Ora, sendo o Brasil o principal consumidor dos produtos literários portugueses, havia que o isolar, através de uma convenção, da concorrência estrangeira, sobretudo francesa. Nesta ordem de ideias, e sempre fiel ao pensamento de Almeida Garrett, Francisco Gomes de Amorim aproveitava todas as oportunidades julgadas favoráveis à concretização do seu objectivo. Assim, quando Gama e Abreu estava de regresso ao Brasil, chamado pelos seus amigos políticos, que haviam subido ao poder, no mês de Março de 1878 foi obsequiado, em Lisboa, com um jantar de homenagem. Francisco Gomes de Amorim não pôde comparecer, mas escreveu uma carta a Gama e Abreu, lembrando-lhe a necessidade de se celebrar o desejado tratado literário com o Brasil, «há tantos anos baldamente reclamado por Portugal, e cuja realização é talvez possível nesta conjuntura, se se atender aos bons desejos, que sobre esse assunto manifestou sempre o sr. Gama e Abreu, colocado actualmente em situação de muito poder concorrer para o favorável e equitativo desenlace dessa antiga questão» 7.

Francisco Gomes de Amorim tinha, além de tudo, razões pessoais para desejar a convenção literária.

«No Brasil, [a peça Ghigi) foi acolhida com não menor favor - ou antes - com tamanho favor, que até inspirou alguns editores daquele país, zelosos da minha glória, a tirar edições novas e maiores do que a portuguesa para espalharem a fama de meu nome!
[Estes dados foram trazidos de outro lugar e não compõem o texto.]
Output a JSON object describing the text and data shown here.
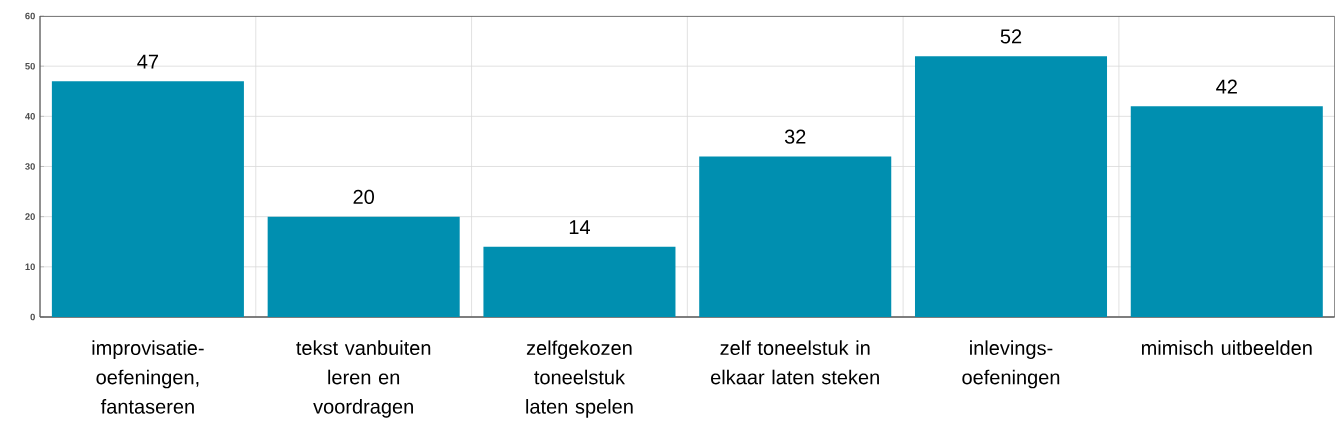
{
  "chart_data": {
    "type": "bar",
    "categories": [
      "improvisatie-oefeningen, fantaseren",
      "tekst vanbuiten leren en voordragen",
      "zelfgekozen toneelstuk laten spelen",
      "zelf toneelstuk in elkaar laten steken",
      "inlevings-oefeningen",
      "mimisch uitbeelden"
    ],
    "values": [
      47,
      20,
      14,
      32,
      52,
      42
    ],
    "color": "#008fb0",
    "ylim": [
      0,
      60
    ],
    "yticks": [
      0,
      10,
      20,
      30,
      40,
      50,
      60
    ],
    "grid": true,
    "data_labels": true
  }
}
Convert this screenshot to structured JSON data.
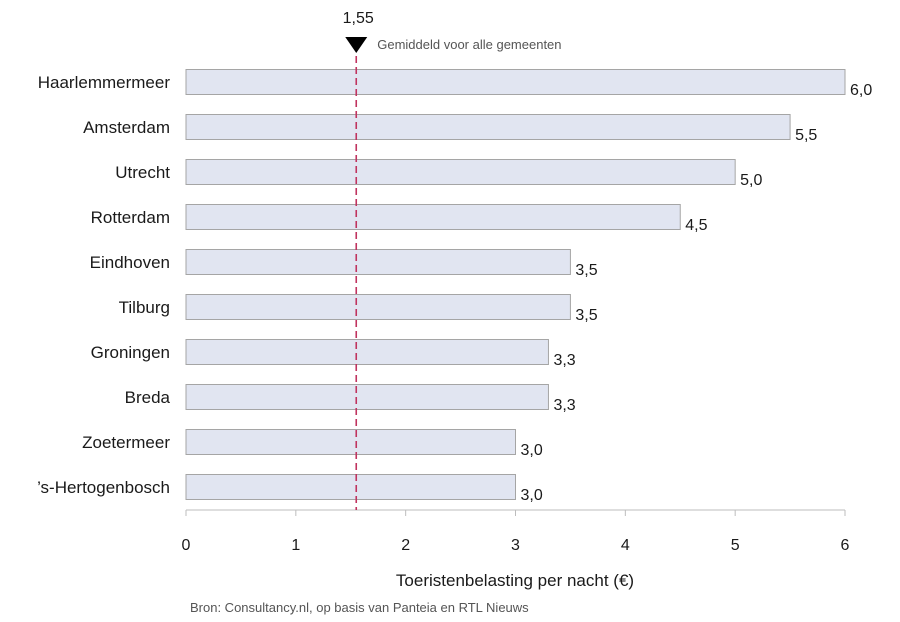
{
  "chart_data": {
    "type": "bar",
    "orientation": "horizontal",
    "categories": [
      "Haarlemmermeer",
      "Amsterdam",
      "Utrecht",
      "Rotterdam",
      "Eindhoven",
      "Tilburg",
      "Groningen",
      "Breda",
      "Zoetermeer",
      "’s-Hertogenbosch"
    ],
    "values": [
      6.0,
      5.5,
      5.0,
      4.5,
      3.5,
      3.5,
      3.3,
      3.3,
      3.0,
      3.0
    ],
    "value_labels": [
      "6,0",
      "5,5",
      "5,0",
      "4,5",
      "3,5",
      "3,5",
      "3,3",
      "3,3",
      "3,0",
      "3,0"
    ],
    "xlabel": "Toeristenbelasting per nacht (€)",
    "ylabel": "",
    "xlim": [
      0,
      6
    ],
    "xticks": [
      "0",
      "1",
      "2",
      "3",
      "4",
      "5",
      "6"
    ],
    "grid": false,
    "reference_line": {
      "value": 1.55,
      "value_label": "1,55",
      "label": "Gemiddeld voor alle gemeenten",
      "color": "#c0335f",
      "style": "dashed"
    },
    "source_note": "Bron: Consultancy.nl, op basis van Panteia en RTL Nieuws",
    "bar_fill": "#e1e5f1",
    "bar_stroke": "#a5a5a5"
  }
}
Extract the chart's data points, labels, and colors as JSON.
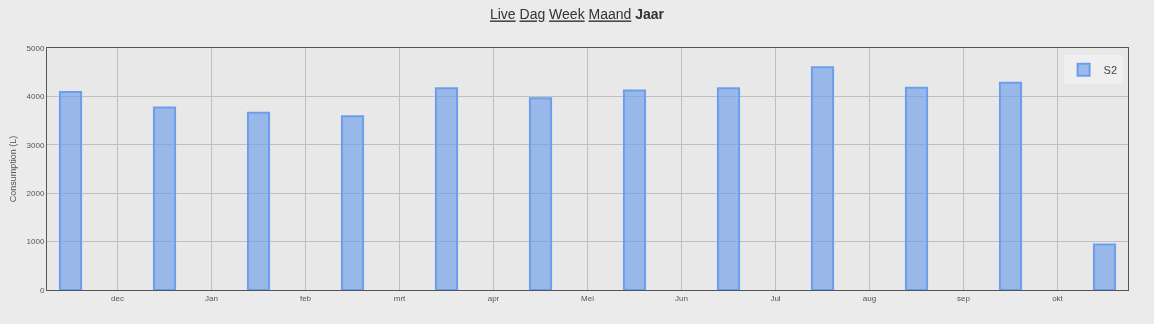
{
  "chart_data": {
    "type": "bar",
    "title": "Live Dag Week Maand Jaar",
    "ylabel": "Consumption (L)",
    "categories": [
      null,
      "dec",
      null,
      "Jan",
      null,
      "feb",
      null,
      "mrt",
      null,
      "apr",
      null,
      "Mei",
      null,
      "Jun",
      null,
      "Jul",
      null,
      "aug",
      null,
      "sep",
      null,
      "okt",
      null
    ],
    "series": [
      {
        "name": "S2",
        "color": "#6d9eeb",
        "values": [
          4090,
          null,
          3770,
          null,
          3660,
          null,
          3590,
          null,
          4170,
          null,
          3960,
          null,
          4120,
          null,
          4170,
          null,
          4600,
          null,
          4180,
          null,
          4280,
          null,
          940
        ]
      }
    ],
    "ylim": [
      0,
      5000
    ],
    "yticks": [
      0,
      1000,
      2000,
      3000,
      4000,
      5000
    ],
    "grid": true,
    "legend": "top right"
  }
}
Muito deve a literatura portuguesa àqueles honrados varões» 8.

Não podendo esgrimir com a lei contra os contrafactores, atacava com a denúncia de, há muitos anos, estar no costume de ver as suas comédias plagiadas até por franceses, como se fossem roupa dos ditos. Igual sorte lhe acontecia com versos, imitados por

poetastros de Portugal e do Brasil, e com o Ódio de Raça, para horror seu transformado em romance. No entanto, os agravos não se ficavam por aí:

«Representam-se peças minhas sob os nomes de outros autores; e quase ninguém me paga os direitos das que se representam em meu nome. Tristes consequências do meu estado valetudinário! Como último escárnio, até já vêm vender-me ao pé de casa os meus livros, reimpressos no estrangeiro pelos ditos sujeitos» 9.

O estendal de queixas era feito no coradouro de uma acusação grave: Santa-Anna Nery, em Le Pays des Amazones, FJ-Dorado, les Terres à Caoutchouc, dera-lhe a honra de ter transcrito notas de Ódio de Raça e de O Cedro Vermelho, ficando ele, Francisco Gomes de Amorim,

«tão alegre e satisfeito, por ver assim confirmadas, por um filho do Amazonas, as minhas recordações e memórias, e foi tal a ilusão dos meus sentidos, que até me pareceu que me estava lendo a mim próprio!» 10.

Em defesa do plagiário saiu o já citado monsenhor Pinto de Campos, para esclarecer os motivos ponderosos que levaram à não citação do verdadeiro autor dos excertos transcritos. A fim de conciliar os pundonores dos seus dois amigos, Pinto de Campos afiançou, publicamente, que Santa-Anna Nery repararia «essa involuntária omissão, ou na próxima segunda edição, ou vertendo em francês todo o drama» 1 1 . 0 ressarcimento não foi de todo exemplar. Com efeito, pelo menos na tradução da obra de Santa-Anna Nery, editada pela Universidade de São Paulo, na nota 108, página 253, pode ler-se o seguinte, sem que o autor dê a mão à palmatória: «Ver as curiosas notas de M. F. Gomes do Amorim, ilustre escritor português, em seus belos dramas - especialmente em "O Cedro Vermelho" - sobre esses costumes amazonianos» 12. Putativamente, M. corresponderá a Monsieur, pois é o único, dos autores citados, com direito a um tal tratamento, e do Amorim, certamente só por gralha.